5 thoughts on “Some ‘did-you-know’s

  1. Jung and Kundalini yoga: I’d believe this much more readily than if you told me Freud relaxed enough to practice yogic sex! 🙂

    Idealism and vedic beliefs: there’s clear parallels here. But I think Idealism and maya et al are worlds apart – one posits the primacy of thought, but the other almost dismisses it.

    X-phi: really? Experimental philosophy is to be dubbed “the X-philes” by geeks is it? I shudder. And I must say, wouldn’t you expect epistemic assumptions to vary by culture? Or do you believe that there is a culturally independent solution to the problems of epistemology?


    • 1. I think the connection between Jung and eastern philosophy is a potentially interesting one. Note how Jung talks about the individual, who on the one hand can aspire to be a suis generis unique personality on the one hand (individuation), but also taps into a more general human nature that apparently is either endemic of all human beings, or some kind of shared realm that all other human beings have access to (collective unconscious, use of symbols etc). Apparently it’s in his infamous collected works. I’m not a Jung or Freud expert I must admit (proudly)

      2. Regarding x-phi: firstly, I’m surprised that many people outside of philosophy know about it; it could be a potentially interesting research avenue; however I don’t like the general trend in which it leads. The cultural differences seem so significant that it might lead us to rethink a particular way of making theories of knowledge. It is notoriously known that the chinese way of learning in universities involves a great deal more learning and a great deal less ‘critical’ thinking (e.g. questioning studies/results/methodologies): that has its own benefits (economic, a powerful industrial and research workforce) and setbacks (social/political).

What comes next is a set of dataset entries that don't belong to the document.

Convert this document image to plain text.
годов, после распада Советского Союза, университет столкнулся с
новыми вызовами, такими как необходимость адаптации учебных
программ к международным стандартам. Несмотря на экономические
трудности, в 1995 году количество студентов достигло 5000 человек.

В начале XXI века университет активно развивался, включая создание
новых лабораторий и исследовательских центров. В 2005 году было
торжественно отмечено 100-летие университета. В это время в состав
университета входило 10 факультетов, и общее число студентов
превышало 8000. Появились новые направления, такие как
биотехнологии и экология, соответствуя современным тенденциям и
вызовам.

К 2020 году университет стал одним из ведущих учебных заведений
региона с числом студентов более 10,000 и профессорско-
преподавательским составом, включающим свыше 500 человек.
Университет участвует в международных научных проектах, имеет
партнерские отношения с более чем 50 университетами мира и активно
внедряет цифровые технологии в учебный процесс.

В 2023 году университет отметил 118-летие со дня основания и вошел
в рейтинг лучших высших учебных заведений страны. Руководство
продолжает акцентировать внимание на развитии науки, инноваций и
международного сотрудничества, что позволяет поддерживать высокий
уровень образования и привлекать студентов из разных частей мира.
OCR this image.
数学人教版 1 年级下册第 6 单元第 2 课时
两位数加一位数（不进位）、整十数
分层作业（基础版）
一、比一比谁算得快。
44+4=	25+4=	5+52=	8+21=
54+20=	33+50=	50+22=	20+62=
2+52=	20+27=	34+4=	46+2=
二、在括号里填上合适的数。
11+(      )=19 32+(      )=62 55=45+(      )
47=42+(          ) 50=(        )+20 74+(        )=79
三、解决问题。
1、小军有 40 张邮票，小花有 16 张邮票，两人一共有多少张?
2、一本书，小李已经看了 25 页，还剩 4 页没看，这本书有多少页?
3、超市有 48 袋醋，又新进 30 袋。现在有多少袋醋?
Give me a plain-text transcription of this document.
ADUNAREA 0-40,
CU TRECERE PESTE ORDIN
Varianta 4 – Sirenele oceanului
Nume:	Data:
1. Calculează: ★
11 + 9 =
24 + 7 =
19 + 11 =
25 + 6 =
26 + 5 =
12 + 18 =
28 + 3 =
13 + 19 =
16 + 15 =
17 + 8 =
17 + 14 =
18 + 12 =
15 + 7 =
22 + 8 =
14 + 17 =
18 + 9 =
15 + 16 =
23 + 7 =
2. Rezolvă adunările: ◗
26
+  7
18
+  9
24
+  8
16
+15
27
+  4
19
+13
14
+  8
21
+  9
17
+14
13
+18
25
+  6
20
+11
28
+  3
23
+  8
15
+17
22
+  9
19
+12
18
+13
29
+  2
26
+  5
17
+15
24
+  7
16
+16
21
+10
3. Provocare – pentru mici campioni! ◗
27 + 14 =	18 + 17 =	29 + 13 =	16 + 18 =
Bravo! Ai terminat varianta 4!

      Is there a culturally independent solution to the problems of epistemology? That’s a loaded question, although I suppose the first answer is an obvious yes. The second thought we may have concerns whether x-phi studies should actually worry us.


  2. Michael: Why are you proud *not* to be an expert on Freud or Jung? It saddens me that these two highly significant figures are now slammed just because the specifics of their theories were off-base in many places. (Although Jung’s work actually tracks quite well in the light of modern neurobiological research, ironically!) They still founded modern psychology – that’s worth something, isn’t it?

    Or are you just keen to distance yourself from psychology in general? 🙂

    As for experimental philosophy, I’ve never been worried by straw polls and I’m not going to start now. >:)

    Best wishes!

    • It was a tongue in cheek remark about Freud, like “Beware: freethought!” (I noted that ‘freethinker’ was used by a contemporary of Hume in the most disdainful way, like say, neocon, or hippie).

      I have to admit a mistake that I bet lots of people make: psychoanalysis (or the term I prefer: analytic psychology) shouldn’t be defined solely by two practitioners. It’s like saying philosophy today is like a bunch of people who make no money and are being argumentative (oh, and being Greeks in drapery – I often miss that point in an apt analogy). It’s a genetic fallacy to deride psychoanalysis genera. I’m learning a little about people after Freud and Jung. Those who I’ve come across have some things to say about development in children. I shall leave this point moot and remain open minded and charitable on this one.

      One point to make which I must admit is that experimental psychology from any point of view has come a long way. The success of psychology, I think, is how it is connected well with other natural sciences, such as Zoology (the taxonomical issues concerning brain), biology (obviously) and particularly the neurosciences.

      The point about experimental philosophy I suppose is that a lot of our commonplace assumptions are wrong, or look likely to be wrong. There are no longer 5 senses or 9 planets, but depends very much on the construal of those terms “senses” and “planets”.

  3. How refreshing to see you bringing some ancient Eastern philosophy into the mix.

    Can I recommend to read ‘The Gnostic Jung and the Seven Sermons to the Dead”. Most thought provoking, and one of my especial favorites.

    Jung was also a friend and contemporary of Gurdieff and Rudolph Steiner – I would love to hear your thoughts on their ideologies!